Atelier dessin – Aigues mortes 2019

Avec Claudie, tout est une question d’expérimentation et de perception exprimée par différents moyens. Des remparts sur une feuille pré-encollée avec du gros sel? Ou de la bougie pour garder la réserve blanche pour l’encre? Et pourquoi pas de la betterave pour le rosé des salins?
Et le croquis est réalisé en quelques minutes, au BIC, au fusain, avec un carré de pastel.
Nous voilà embarqué(e)s dans la croisade de trois jours, armé(e)s de nos sièges pliants, d’indispensables parapluies et de lourds sacs de matériel à dessin.

carnet de croquis et de voyage, Aiguës-Mortes

Ce que je retiens.

Il faut exprimer plus que décrire notre perception. Un rempart, des tours, c’est une masse lourde, donc des carrés, des rectangles. Peut importe si la tour se trouve à gauche où à droite. Il faut faire vite et réussir à ressentir cette masse monumentale, cette force que dégage la pierre des remparts.

Un rapide coup de carré conté pour noter ce qui semble le plus perceptible : la masse, les carrés, les courbes et les rectangles.

La ville est un étendu de toits rouges, inutile de dessiner le détail, il suffit un coup de craie et la ville est ‘notée’ dans la mémoire.

Tester les matières, les supports…

Nous expérimentons non seulement avec de la craie, du carré conté,de l’encre et un Bic, mais aussi avec de la betterave rouge! Et le papier est évidemment varié allant du blanc au bleu ou gris.
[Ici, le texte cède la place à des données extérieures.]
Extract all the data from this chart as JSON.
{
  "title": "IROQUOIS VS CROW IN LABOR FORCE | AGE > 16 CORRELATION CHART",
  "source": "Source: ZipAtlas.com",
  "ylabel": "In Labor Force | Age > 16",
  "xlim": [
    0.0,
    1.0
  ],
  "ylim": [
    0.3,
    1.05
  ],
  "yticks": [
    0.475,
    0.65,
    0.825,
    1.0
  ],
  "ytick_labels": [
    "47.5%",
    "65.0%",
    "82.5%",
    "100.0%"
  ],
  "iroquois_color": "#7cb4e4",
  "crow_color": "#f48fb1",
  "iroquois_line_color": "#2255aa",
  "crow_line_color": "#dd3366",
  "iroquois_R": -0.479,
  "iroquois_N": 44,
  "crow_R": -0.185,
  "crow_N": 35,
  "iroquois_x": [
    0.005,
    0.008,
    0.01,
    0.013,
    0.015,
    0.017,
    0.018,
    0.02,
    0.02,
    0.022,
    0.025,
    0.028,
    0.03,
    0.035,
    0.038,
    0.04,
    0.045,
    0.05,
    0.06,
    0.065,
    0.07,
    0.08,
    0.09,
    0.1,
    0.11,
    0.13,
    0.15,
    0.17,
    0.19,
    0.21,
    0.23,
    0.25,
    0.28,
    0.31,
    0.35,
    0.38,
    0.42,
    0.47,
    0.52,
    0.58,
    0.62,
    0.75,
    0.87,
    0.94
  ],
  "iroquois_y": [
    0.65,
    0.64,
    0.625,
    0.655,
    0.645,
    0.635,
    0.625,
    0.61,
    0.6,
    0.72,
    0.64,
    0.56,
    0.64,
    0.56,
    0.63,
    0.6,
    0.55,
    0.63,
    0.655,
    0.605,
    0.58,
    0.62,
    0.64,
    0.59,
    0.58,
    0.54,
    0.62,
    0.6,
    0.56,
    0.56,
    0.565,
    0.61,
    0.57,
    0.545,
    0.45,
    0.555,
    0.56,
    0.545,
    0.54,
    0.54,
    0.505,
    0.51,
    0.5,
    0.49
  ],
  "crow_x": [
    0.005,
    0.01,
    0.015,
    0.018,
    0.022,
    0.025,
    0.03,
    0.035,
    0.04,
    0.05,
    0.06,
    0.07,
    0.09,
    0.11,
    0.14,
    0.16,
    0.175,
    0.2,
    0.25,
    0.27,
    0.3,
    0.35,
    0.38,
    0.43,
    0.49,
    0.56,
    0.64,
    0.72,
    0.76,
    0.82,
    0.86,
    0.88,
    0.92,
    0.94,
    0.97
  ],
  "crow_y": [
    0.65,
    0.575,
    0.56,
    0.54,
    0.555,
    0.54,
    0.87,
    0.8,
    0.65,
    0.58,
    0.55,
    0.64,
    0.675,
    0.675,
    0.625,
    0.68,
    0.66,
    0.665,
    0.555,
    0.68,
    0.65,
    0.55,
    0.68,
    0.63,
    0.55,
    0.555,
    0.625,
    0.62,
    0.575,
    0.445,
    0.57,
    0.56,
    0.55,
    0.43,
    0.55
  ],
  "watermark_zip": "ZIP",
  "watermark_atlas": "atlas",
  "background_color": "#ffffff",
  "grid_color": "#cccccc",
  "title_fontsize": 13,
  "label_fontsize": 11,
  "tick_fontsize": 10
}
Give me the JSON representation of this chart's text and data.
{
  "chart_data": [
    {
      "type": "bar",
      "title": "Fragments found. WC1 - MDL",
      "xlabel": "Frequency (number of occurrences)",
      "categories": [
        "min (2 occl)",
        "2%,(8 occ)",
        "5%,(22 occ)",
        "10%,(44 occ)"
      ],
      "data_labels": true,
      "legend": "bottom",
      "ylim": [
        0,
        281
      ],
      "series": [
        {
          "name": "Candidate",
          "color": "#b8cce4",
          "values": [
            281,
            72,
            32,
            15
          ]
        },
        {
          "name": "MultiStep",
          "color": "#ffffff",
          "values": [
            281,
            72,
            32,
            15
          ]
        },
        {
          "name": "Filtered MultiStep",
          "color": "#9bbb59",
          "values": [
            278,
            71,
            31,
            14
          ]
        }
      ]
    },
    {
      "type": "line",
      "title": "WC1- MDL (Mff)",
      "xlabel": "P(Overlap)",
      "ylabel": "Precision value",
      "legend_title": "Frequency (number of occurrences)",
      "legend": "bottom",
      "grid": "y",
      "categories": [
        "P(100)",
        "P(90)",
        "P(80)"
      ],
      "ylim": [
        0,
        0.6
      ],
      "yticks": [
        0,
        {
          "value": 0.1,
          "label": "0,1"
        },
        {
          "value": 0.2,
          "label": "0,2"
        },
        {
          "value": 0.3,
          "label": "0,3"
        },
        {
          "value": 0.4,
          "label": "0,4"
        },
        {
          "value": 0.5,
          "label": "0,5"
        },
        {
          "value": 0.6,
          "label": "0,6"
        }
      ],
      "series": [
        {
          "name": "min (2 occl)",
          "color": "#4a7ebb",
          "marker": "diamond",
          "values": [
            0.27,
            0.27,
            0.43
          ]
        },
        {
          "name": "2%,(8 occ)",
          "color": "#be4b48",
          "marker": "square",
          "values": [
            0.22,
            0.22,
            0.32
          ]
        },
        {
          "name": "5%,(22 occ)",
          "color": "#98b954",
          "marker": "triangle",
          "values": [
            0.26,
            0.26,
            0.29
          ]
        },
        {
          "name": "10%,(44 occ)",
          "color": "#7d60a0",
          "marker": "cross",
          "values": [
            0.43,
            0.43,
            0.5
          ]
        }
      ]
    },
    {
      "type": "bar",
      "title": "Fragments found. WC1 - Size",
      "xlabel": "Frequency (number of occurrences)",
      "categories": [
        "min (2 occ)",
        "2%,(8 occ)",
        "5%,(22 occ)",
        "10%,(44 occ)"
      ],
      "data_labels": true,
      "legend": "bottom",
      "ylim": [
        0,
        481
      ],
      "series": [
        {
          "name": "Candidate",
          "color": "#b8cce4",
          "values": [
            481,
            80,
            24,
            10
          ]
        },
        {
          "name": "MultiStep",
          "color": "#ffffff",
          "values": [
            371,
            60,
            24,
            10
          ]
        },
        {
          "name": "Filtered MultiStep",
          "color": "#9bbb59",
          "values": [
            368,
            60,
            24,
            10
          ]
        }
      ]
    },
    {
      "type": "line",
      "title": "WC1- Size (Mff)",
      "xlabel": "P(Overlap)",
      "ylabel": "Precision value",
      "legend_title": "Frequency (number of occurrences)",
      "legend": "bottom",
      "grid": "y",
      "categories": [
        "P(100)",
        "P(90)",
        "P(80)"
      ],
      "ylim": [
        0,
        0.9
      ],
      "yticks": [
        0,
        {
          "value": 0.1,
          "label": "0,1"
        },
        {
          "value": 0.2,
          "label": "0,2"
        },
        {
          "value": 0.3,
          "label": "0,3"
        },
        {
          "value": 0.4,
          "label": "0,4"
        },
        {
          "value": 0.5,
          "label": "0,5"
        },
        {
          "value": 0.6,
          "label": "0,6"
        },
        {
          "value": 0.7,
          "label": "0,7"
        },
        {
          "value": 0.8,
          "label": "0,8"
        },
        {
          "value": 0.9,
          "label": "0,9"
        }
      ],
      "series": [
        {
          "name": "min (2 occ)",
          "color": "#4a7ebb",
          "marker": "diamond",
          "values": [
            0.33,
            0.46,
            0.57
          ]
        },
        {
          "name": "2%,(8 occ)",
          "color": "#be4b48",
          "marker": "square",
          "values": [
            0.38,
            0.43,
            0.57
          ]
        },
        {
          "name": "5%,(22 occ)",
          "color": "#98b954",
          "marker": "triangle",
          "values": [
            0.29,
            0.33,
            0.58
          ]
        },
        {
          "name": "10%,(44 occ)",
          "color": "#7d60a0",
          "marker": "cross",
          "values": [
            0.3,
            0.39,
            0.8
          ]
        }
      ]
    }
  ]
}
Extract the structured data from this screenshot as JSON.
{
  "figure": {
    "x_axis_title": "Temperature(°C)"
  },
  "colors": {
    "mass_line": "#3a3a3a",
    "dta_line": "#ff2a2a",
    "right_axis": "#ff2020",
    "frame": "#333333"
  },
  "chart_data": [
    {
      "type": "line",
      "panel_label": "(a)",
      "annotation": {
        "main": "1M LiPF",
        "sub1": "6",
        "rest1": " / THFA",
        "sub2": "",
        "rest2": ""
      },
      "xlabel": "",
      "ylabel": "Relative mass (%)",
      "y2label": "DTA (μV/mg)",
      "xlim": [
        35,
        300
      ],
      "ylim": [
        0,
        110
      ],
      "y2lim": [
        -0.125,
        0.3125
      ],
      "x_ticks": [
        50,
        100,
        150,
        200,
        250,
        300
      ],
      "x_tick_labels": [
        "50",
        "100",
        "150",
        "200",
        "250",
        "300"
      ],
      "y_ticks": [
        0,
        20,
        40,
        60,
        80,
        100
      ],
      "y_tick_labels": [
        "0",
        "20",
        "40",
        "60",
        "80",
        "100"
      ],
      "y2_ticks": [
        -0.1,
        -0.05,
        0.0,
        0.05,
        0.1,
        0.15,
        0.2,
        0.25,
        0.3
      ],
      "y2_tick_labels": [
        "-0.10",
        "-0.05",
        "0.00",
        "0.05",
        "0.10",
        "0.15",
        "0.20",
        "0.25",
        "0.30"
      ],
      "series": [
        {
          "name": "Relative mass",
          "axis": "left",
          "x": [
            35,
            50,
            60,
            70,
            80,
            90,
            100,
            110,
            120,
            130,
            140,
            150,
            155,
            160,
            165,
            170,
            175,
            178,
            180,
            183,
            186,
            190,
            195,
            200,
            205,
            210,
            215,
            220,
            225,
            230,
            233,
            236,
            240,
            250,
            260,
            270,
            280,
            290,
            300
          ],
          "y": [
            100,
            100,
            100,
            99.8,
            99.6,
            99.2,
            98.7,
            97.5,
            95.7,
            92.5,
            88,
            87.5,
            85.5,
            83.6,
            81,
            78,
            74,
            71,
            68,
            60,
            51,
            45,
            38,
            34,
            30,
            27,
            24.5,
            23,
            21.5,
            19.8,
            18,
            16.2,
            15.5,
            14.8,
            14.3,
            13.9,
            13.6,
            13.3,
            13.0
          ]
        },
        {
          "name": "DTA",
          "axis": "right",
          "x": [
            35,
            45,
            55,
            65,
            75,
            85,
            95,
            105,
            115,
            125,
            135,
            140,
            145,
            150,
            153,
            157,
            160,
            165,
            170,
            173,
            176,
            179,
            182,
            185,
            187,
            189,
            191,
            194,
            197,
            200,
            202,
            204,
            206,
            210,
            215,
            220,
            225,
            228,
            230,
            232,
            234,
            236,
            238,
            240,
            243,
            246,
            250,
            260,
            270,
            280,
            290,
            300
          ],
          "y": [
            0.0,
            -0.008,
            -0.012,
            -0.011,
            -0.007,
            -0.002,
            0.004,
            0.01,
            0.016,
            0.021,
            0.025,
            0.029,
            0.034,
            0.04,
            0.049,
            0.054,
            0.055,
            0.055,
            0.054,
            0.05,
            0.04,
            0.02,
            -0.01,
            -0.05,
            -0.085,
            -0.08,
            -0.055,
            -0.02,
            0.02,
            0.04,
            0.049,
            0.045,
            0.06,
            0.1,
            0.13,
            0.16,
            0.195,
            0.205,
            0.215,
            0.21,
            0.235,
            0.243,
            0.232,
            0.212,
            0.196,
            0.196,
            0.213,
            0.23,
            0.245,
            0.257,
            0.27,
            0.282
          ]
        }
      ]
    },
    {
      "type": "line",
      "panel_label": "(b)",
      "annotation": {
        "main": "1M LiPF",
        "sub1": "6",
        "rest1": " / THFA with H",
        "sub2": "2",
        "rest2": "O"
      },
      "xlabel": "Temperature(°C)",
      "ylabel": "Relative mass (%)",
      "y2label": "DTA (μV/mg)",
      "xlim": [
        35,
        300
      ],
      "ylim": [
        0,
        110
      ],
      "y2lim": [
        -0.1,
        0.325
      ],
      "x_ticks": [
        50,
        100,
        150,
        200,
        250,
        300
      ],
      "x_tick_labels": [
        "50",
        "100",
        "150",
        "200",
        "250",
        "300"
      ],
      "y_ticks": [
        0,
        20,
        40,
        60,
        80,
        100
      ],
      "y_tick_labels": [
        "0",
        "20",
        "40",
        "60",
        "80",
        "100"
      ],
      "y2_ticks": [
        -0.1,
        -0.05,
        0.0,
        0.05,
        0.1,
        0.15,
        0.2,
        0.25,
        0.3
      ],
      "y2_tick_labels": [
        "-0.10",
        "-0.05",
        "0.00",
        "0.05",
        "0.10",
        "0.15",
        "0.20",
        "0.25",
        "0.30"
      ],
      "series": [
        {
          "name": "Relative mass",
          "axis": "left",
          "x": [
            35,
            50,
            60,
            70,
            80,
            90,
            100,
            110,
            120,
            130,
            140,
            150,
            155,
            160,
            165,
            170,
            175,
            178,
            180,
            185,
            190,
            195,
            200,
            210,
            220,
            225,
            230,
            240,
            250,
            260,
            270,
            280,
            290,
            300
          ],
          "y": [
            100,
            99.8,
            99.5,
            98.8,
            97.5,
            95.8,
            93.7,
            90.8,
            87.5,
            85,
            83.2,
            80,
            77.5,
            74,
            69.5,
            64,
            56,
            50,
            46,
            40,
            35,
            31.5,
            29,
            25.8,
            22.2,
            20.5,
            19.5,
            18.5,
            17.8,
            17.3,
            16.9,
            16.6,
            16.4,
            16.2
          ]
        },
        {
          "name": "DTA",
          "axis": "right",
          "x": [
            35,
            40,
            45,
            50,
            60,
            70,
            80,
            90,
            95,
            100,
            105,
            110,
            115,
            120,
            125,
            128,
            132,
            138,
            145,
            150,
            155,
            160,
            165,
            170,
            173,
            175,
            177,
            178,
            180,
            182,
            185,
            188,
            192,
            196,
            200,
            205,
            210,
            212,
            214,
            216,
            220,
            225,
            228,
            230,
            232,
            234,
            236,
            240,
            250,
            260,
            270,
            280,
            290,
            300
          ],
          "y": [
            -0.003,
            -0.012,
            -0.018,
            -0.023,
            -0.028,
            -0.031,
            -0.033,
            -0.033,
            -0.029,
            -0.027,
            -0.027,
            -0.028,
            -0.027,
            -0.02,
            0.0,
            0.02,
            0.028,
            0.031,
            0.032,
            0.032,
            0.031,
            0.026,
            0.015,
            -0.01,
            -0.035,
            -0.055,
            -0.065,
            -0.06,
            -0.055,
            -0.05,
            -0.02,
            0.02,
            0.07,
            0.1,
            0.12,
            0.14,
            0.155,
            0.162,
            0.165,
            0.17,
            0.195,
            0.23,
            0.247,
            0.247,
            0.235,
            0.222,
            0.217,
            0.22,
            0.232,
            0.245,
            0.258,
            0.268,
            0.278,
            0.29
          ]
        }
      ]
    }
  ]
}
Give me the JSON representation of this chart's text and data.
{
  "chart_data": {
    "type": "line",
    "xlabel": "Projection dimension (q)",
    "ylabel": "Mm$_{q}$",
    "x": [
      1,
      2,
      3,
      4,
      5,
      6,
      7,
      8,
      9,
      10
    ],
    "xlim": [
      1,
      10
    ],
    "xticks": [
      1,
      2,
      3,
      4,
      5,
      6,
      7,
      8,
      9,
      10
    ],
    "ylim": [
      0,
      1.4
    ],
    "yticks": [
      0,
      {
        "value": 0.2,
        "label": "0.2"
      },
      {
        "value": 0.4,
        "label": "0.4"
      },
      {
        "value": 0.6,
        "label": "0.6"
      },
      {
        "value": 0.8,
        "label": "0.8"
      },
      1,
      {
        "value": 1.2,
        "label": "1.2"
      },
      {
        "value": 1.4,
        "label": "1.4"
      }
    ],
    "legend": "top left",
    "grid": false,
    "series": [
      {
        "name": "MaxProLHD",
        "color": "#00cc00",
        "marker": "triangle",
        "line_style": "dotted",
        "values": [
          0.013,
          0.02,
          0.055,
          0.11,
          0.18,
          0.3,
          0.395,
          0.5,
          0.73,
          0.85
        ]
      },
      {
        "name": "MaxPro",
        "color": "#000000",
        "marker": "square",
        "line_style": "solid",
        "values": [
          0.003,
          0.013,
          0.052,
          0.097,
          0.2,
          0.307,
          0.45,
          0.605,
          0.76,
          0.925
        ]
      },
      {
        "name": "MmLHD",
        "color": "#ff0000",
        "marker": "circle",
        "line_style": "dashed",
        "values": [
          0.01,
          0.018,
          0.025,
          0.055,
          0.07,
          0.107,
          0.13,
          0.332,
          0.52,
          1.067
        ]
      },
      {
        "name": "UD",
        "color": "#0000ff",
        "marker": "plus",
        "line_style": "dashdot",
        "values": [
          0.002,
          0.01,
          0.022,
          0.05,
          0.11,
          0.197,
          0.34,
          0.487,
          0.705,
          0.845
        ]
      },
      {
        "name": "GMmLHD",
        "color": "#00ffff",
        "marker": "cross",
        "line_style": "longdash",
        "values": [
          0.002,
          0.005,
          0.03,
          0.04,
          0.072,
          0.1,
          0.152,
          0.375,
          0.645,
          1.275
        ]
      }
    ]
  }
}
Mais nous testons aussi des feuilles avec du gros sel collé et même du papier émeri…


Se préparer rapidement des fonds de pages avec des aplats de pastel, des grattages avec du papier émeri, des tâches d’encre et des matières variées est aussi une démarche intéressante.

Sur ces supports, nous prenons ensuite les ‘notes visuelles’ au BIC, au pastel, au carré conté, au feutre, au fusain, à l’encre…

Souvent debout, en marchant ou assis(es)s avant de se déplacer pour une autre vue de la ville.
Le premier jour, sous la pluie, l’exercice est difficile. Il est impossible de s’arrêter pour ‘fignoler’ un dessin. Cette contrainte nous oblige à “emmagasiner” dans notre mémoire les images et les sensations. Finalement, c’est une très bonne démarche.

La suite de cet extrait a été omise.